Physicians who have grown fed up with managed care to the point where they've set up "boutique" practices have gotten a lot of publicity in recent years — but not much guidance. Until now.
The American Medical Association for the first time established new ethical guidelines for doctors who opt to engage in boutique, or concierge, care.
"Retainer practices provide an opportunity for patients to develop a more personalized relationship with their physician," says Leonard Morse, MD, the chairman of the AMA's council on ethical and judicial affairs. "But physicians should also make sure that all patients, including those who do not pay retainer fees, continue to receive the same quality of care."

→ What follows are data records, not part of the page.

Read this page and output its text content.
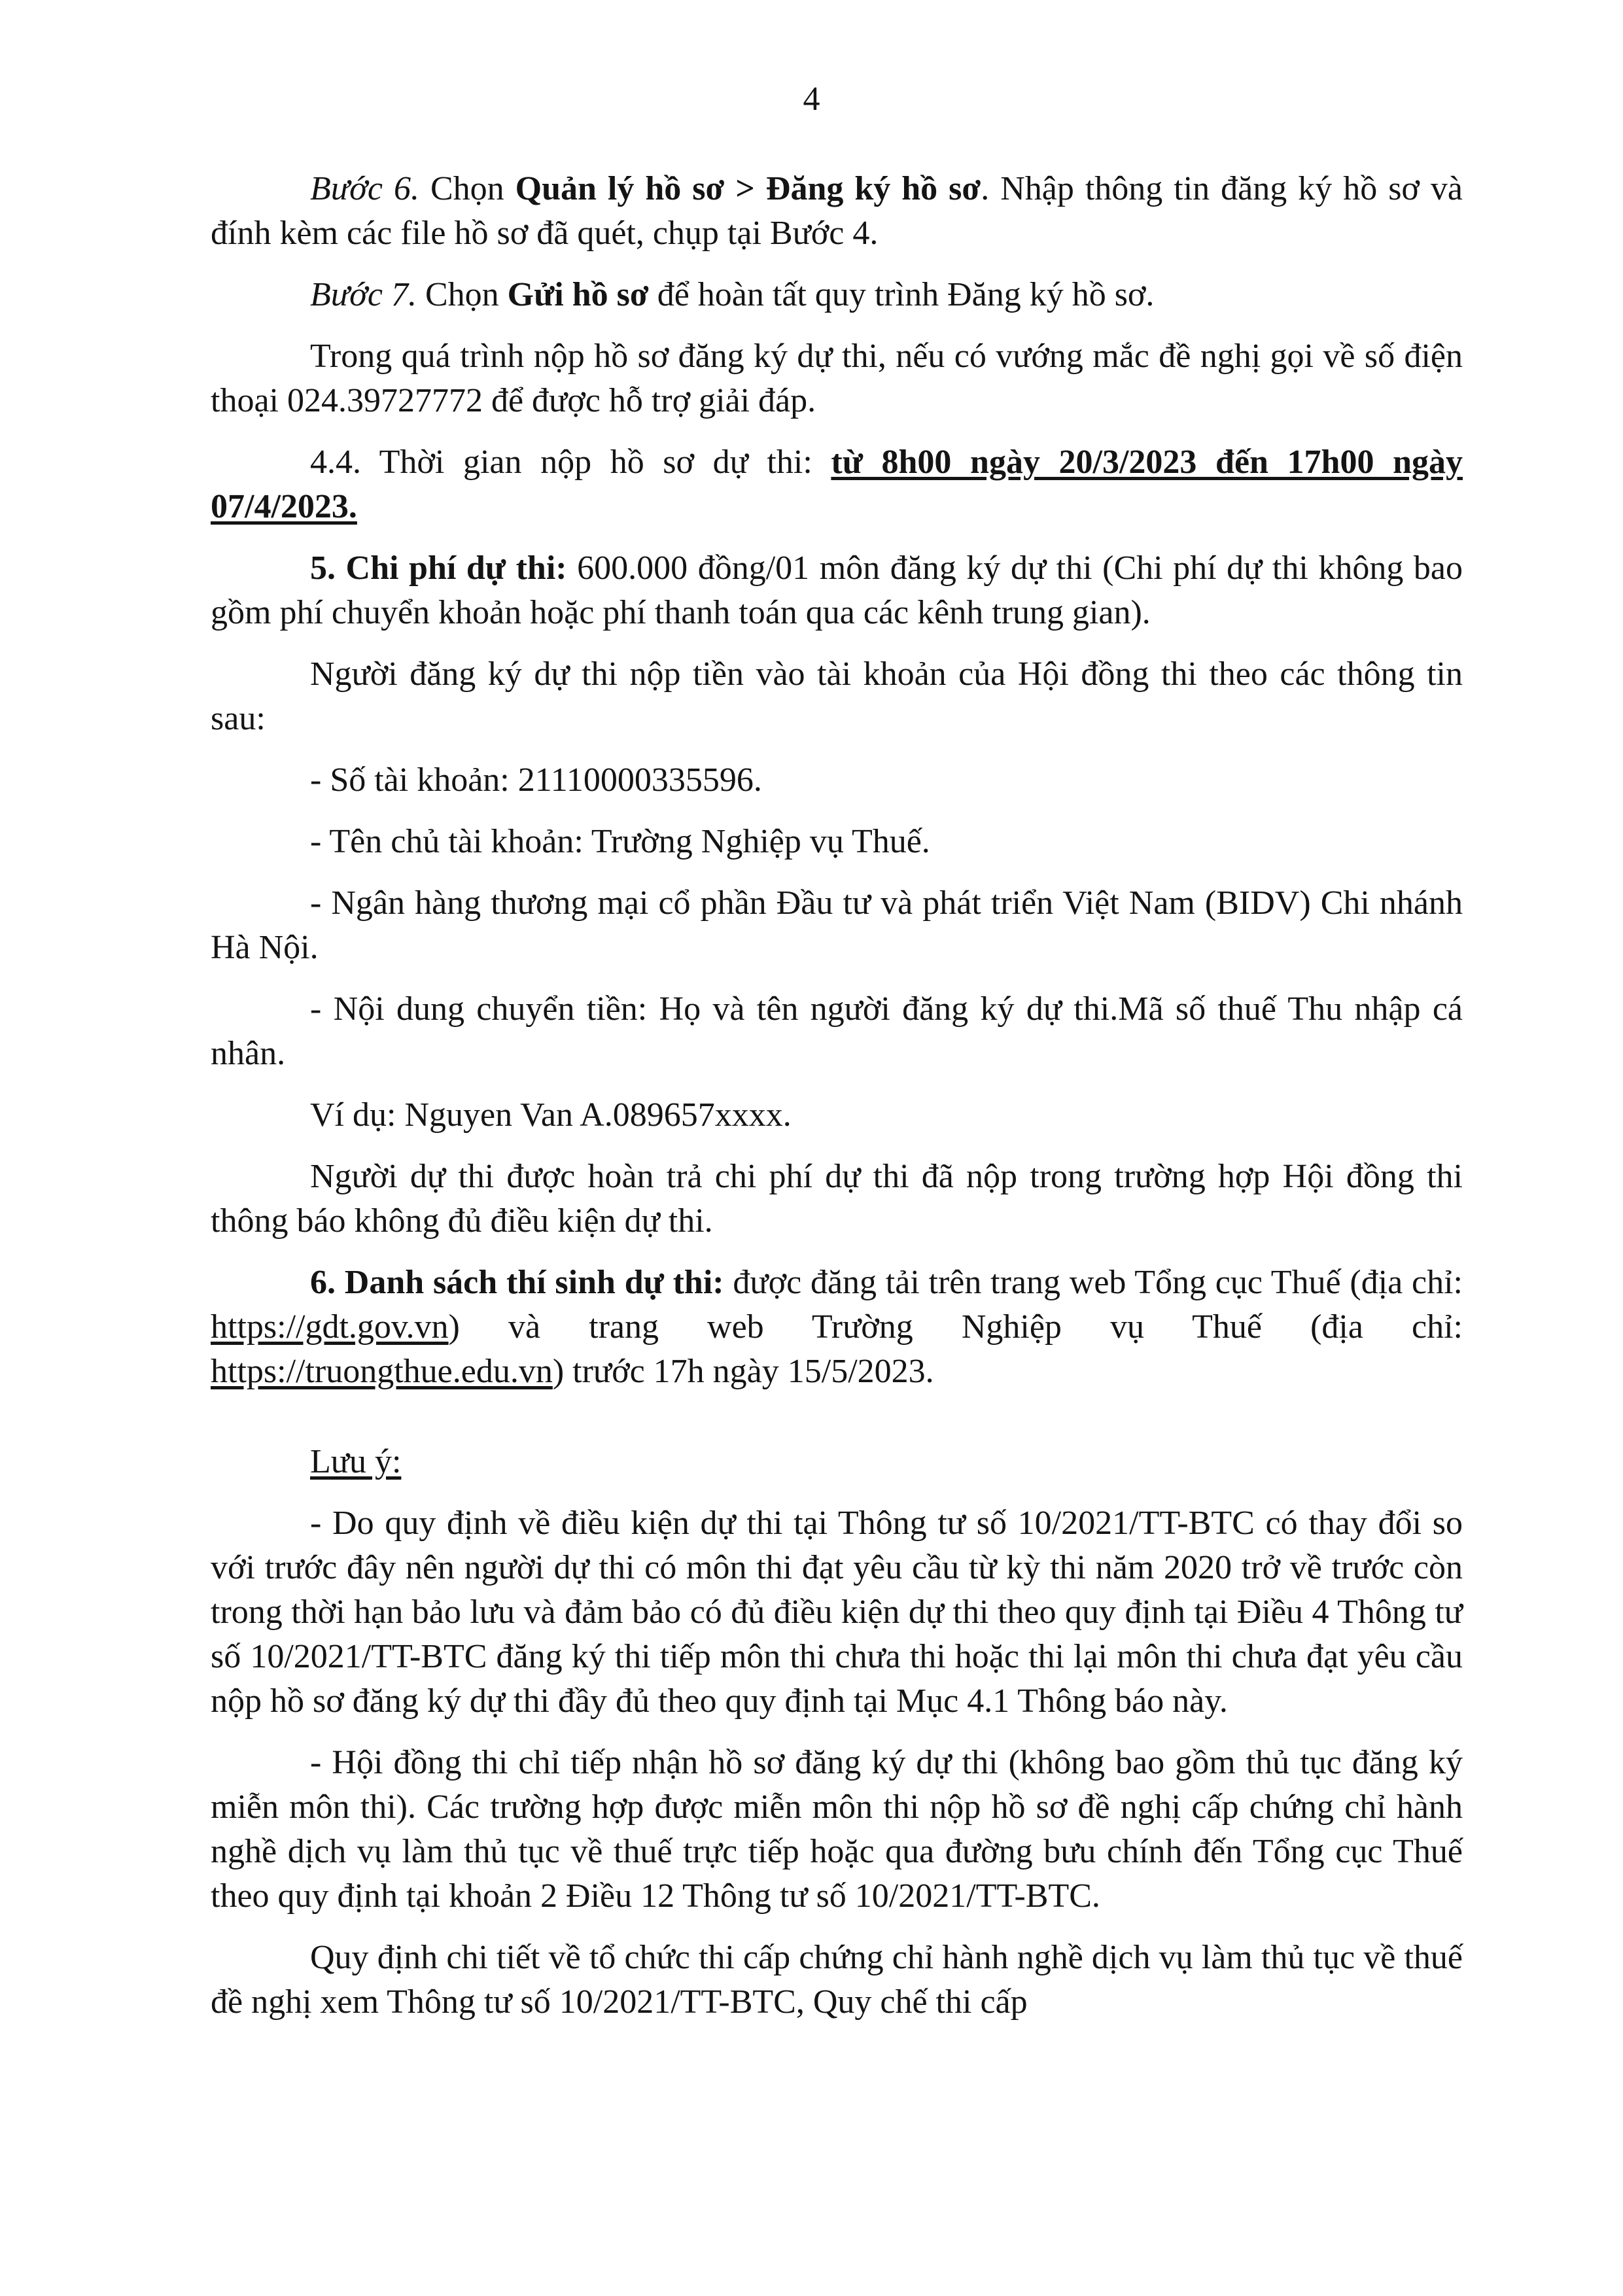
4

Bước 6. Chọn Quản lý hồ sơ > Đăng ký hồ sơ. Nhập thông tin đăng ký hồ sơ và đính kèm các file hồ sơ đã quét, chụp tại Bước 4.

Bước 7. Chọn Gửi hồ sơ để hoàn tất quy trình Đăng ký hồ sơ.

Trong quá trình nộp hồ sơ đăng ký dự thi, nếu có vướng mắc đề nghị gọi về số điện thoại 024.39727772 để được hỗ trợ giải đáp.

4.4. Thời gian nộp hồ sơ dự thi: từ 8h00 ngày 20/3/2023 đến 17h00 ngày 07/4/2023.

5. Chi phí dự thi: 600.000 đồng/01 môn đăng ký dự thi (Chi phí dự thi không bao gồm phí chuyển khoản hoặc phí thanh toán qua các kênh trung gian).

Người đăng ký dự thi nộp tiền vào tài khoản của Hội đồng thi theo các thông tin sau:

- Số tài khoản: 21110000335596.

- Tên chủ tài khoản: Trường Nghiệp vụ Thuế.

- Ngân hàng thương mại cổ phần Đầu tư và phát triển Việt Nam (BIDV) Chi nhánh Hà Nội.

- Nội dung chuyển tiền: Họ và tên người đăng ký dự thi.Mã số thuế Thu nhập cá nhân.

Ví dụ: Nguyen Van A.089657xxxx.

Người dự thi được hoàn trả chi phí dự thi đã nộp trong trường hợp Hội đồng thi thông báo không đủ điều kiện dự thi.

6. Danh sách thí sinh dự thi: được đăng tải trên trang web Tổng cục Thuế (địa chỉ: https://gdt.gov.vn) và trang web Trường Nghiệp vụ Thuế (địa chỉ: https://truongthue.edu.vn) trước 17h ngày 15/5/2023.

Lưu ý:

- Do quy định về điều kiện dự thi tại Thông tư số 10/2021/TT-BTC có thay đổi so với trước đây nên người dự thi có môn thi đạt yêu cầu từ kỳ thi năm 2020 trở về trước còn trong thời hạn bảo lưu và đảm bảo có đủ điều kiện dự thi theo quy định tại Điều 4 Thông tư số 10/2021/TT-BTC đăng ký thi tiếp môn thi chưa thi hoặc thi lại môn thi chưa đạt yêu cầu nộp hồ sơ đăng ký dự thi đầy đủ theo quy định tại Mục 4.1 Thông báo này.

- Hội đồng thi chỉ tiếp nhận hồ sơ đăng ký dự thi (không bao gồm thủ tục đăng ký miễn môn thi). Các trường hợp được miễn môn thi nộp hồ sơ đề nghị cấp chứng chỉ hành nghề dịch vụ làm thủ tục về thuế trực tiếp hoặc qua đường bưu chính đến Tổng cục Thuế theo quy định tại khoản 2 Điều 12 Thông tư số 10/2021/TT-BTC.

Quy định chi tiết về tổ chức thi cấp chứng chỉ hành nghề dịch vụ làm thủ tục về thuế đề nghị xem Thông tư số 10/2021/TT-BTC, Quy chế thi cấp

Setting up a boutique practice doesn't let physicians off the hook for providing urgent care, if it is needed. In addition, physicians are obligated to continue caring for HMO patients if those patients are unable to find other network doctors in the area. There should be no fee for transferring the medical records of patients who do find other doctors, the AMA says.
Here are some of the other AMA guidelines, which the organization adopted in June:
Patients have the freedom to select and supplement insurance for their health care on the basis of what appears to them to be an acceptable tradeoff between quality and cost.
When entering into a retainer contract, both parties must be clear about the terms of the relationship and must agree to them. Patients must be able to cancel a retainer contract without undue inconveniences or financial penalties.
Physicians must always ensure that medical care is provided only on the basis of scientific evidence, sound medical judgment, relevant professional guidelines, and concern for economic prudence. A retainer contract is not to be promoted as a promise of more or better diagnostic and therapeutic services.